Gaddafi demanded renegotiation of the contracts, threatening to shut off production if the oil companies refused. He memorably challenged foreign oil executives by telling them "people who have lived without oil for 5, years can live without it again for a few years in order to attain their legitimate rights". The gambit succeeded and Libya became the first developing country to secure a majority share of the revenues from its own oil production.

Other nations soon followed this precedent and the s Arab petro-boom began. Libya was in a prime position to reap the benefits. With production levels matching the Gulf states, and one of the smallest populations in Africa less than 3m at the time , the black gold made it rich quickly.

Rather than persevering with the doctrines of Arab Nationalism, or following the glittering excesses of Gulf consumerism, Gaddafi's innately mercurial character led him and Libya on a new path. Born to nomadic Bedouin parents in , Muammar Gaddafi was certainly an intelligent, resourceful man, but he did not receive a thorough education, apart from learning to read the Koran and his military training.

Nevertheless, in the early s he set out to prove himself a leading political philosopher, developing something called the third universal theory, outlined in his famous Green Book. The theory claims to solve the contradictions inherent in capitalism and communism the first and second theories , in order to put the world on a path of political, economic and social revolution and set oppressed peoples free everywhere.

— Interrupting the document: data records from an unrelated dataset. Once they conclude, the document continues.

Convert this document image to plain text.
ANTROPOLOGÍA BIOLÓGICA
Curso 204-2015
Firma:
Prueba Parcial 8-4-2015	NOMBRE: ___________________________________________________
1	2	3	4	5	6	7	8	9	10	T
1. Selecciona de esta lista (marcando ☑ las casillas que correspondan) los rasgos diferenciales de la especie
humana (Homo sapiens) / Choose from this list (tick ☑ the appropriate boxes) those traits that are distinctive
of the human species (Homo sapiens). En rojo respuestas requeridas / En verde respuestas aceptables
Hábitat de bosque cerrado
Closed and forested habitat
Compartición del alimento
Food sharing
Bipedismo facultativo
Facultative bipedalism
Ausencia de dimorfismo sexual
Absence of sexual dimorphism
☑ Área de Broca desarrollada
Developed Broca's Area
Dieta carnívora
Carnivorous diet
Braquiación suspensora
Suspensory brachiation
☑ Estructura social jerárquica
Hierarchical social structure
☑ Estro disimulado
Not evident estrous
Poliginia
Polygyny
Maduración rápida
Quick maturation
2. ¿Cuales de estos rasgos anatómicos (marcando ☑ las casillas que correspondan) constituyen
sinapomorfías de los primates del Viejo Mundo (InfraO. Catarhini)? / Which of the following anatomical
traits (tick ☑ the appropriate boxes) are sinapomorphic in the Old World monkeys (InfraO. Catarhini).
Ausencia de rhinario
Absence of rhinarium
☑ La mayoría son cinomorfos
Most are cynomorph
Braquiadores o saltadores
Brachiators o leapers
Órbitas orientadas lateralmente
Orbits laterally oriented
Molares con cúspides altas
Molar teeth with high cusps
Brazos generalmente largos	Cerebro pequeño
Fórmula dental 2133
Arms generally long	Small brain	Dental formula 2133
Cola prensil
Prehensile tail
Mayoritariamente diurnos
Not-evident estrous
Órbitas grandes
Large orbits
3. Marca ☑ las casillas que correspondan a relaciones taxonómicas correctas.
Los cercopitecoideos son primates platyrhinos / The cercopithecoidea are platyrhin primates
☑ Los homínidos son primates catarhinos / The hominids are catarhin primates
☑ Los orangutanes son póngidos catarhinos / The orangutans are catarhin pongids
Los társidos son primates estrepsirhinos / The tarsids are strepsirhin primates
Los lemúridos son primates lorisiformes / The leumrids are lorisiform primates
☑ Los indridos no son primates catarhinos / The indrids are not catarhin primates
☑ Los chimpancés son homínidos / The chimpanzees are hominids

In fact, it is little more than a series of fatuous diatribes, and it is bitterly ironic that a text whose professed objective is to break the shackles imposed by the vested interests dominating political systems was used instead to subjugate an entire population. The result of Gaddafi's theory, underlined with absolute intolerance of dissent or alternative voices, was the hollowing out of Libyan society, with all vestiges of constitutionality, civil society and authentic political participation eradicated.

The solution to society's woes, the book maintains, is not electoral representation - described by Gaddafi as "dictatorship" by the biggest party - or any other existing political system, but the establishment of people's committees to run all aspects of existence. This new system is presented diagrammatically in the Green Book as an elegant wagon wheel, with basic popular congresses around the rim electing people's committees that send influence along the spokes to a responsive and truly democratic people's general secretariat at the centre.

The model that was created in reality was an ultra-hierarchical pyramid - with the Gaddafi family and close allies at the top wielding power unchecked, protected by a brutal security apparatus. In the parallel world of the Green Book, the system is called a Jamahiriyya - a neologism that plays on the Arabic word for a republic, Jumhuriyya, implying "rule by the masses". But morgue worker Haroun Salem, who has handled the bodies of men accused of being mercenaries, bears them no ill will, and has washed their bodies and prayed for them at the cemetery.

God have mercy upon them. World News Updated. By Mohammed Abbas 5 Min Read.